Peter Swanson’s All the Beautiful Lies owes a fair bit of debt to Vladimir Nabokov’s Lolilta. Like the illicit “relationship” that forms the core of that classic novel, Swanson’s book deals with cross-generational obsession – except in the case of All the Beautiful Lies various permutations of this are explored across time and with varying degrees of maliciousness. It is at times an uncomfortable read, but Swanson is a writer who knows what he is doing and his subtle manipulation of his readers is masterful.
All the Beautiful Lies begins with Harry Ackerson receiving notice that his father has died under unusual circumstances. The Ackerson patriarch’s fall could have been an accident, suicide, murder, or just a random mugging gone wrong. Harry must return to the quaint town in Maine where he summered in his youth – both to console his stepmother, Alice, and to find closure with this unexpected passing.

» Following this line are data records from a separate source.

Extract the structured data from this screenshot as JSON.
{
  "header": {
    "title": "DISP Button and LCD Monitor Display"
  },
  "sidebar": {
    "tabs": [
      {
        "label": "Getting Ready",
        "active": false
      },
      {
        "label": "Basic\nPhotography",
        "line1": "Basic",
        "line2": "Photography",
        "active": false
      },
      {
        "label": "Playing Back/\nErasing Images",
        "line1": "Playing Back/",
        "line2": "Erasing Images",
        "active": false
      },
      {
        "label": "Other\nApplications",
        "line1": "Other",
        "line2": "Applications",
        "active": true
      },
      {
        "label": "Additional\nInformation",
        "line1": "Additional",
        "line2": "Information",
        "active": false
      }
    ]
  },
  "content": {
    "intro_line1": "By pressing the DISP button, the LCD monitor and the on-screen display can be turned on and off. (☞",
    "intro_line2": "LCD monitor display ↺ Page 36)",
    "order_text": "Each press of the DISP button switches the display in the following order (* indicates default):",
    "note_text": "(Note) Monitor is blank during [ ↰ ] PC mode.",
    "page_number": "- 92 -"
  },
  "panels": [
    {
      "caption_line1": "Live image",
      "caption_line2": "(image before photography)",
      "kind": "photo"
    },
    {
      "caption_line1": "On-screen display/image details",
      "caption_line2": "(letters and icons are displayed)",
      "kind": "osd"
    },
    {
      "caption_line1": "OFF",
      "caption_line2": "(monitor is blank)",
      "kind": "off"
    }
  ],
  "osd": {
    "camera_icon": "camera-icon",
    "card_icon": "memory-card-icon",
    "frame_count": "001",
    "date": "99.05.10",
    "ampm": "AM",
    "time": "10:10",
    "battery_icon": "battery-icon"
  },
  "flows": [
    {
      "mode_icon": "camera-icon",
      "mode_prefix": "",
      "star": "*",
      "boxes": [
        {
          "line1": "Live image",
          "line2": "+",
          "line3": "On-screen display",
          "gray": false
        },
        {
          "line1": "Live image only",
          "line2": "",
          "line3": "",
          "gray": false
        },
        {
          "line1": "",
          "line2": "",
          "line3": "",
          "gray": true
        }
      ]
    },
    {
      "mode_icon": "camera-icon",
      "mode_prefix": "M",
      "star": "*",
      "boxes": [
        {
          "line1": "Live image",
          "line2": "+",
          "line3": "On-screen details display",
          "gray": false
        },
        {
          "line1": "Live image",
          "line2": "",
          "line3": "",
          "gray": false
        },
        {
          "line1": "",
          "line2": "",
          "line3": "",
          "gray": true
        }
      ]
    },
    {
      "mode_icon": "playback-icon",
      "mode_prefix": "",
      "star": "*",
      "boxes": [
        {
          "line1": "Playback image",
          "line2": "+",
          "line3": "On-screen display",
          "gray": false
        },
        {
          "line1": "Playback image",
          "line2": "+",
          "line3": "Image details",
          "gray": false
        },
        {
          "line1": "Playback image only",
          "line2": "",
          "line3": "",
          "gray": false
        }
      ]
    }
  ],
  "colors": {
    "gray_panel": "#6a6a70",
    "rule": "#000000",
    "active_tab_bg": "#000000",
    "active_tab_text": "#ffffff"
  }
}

To say that Harry’s relationship with Alice is complicated would be putting it mildly. Still mourning the loss of his real mother to illness, Harry was not really interested in forging new bonds when he was younger, especially since he would be heading off to school soon. Their relationship was always amicable and Harry could certainly understand why his father was drawn to her unique sensuality. More mature now, Harry has a better grasp of the magnetic pull of mysterious women.
Once back in the Victorian home near Kennewick Beach, Harry finds that there are more questions that answers awaiting him. Everyone expects him to take over his father’s rare-book business, but this is not his dream. That is, until another woman enters the bookstore looking for a part-time job. Grace McGowan is an enigma. She claims to be new to the area, but then why did she attend the funeral for Harry’s father? Crime fiction fans will enjoy the references to favorite crime novels and book-selling tips that pepper the plot with authenticity.
As all of this unfolds, Peter Swanson gives readers glimpses into the history of these characters – especially Alice. One might think this would help to elucidate these character’s behaviors and motivations, but in true crime fiction style it really creates more unexplored avenues where deadly secrets may reside.
All the Beautiful Lies is not a plot-heavy novel. This is very much a deep dig into character. Those who prefer to read about people they like would do better to look elsewhere as these characters are all so incredibly flawed; but those that enjoy exploring the psychology behind people’s masks will find this journey gripping. As he has done with his other novels, Peter Swanson enjoys twisting his tales to defy reader expectations.
All the Beautiful Lies is very different from Peter Swanson’s last book, Her Every Fear, but readers who venture into this miasma of dysfunction will almost certainly have strong feelings about the novel – one way or another.
Disclaimer: A print galley of this title was provided to BOLO Books by the publisher. No review was promised and the above is an unbiased review of the novel.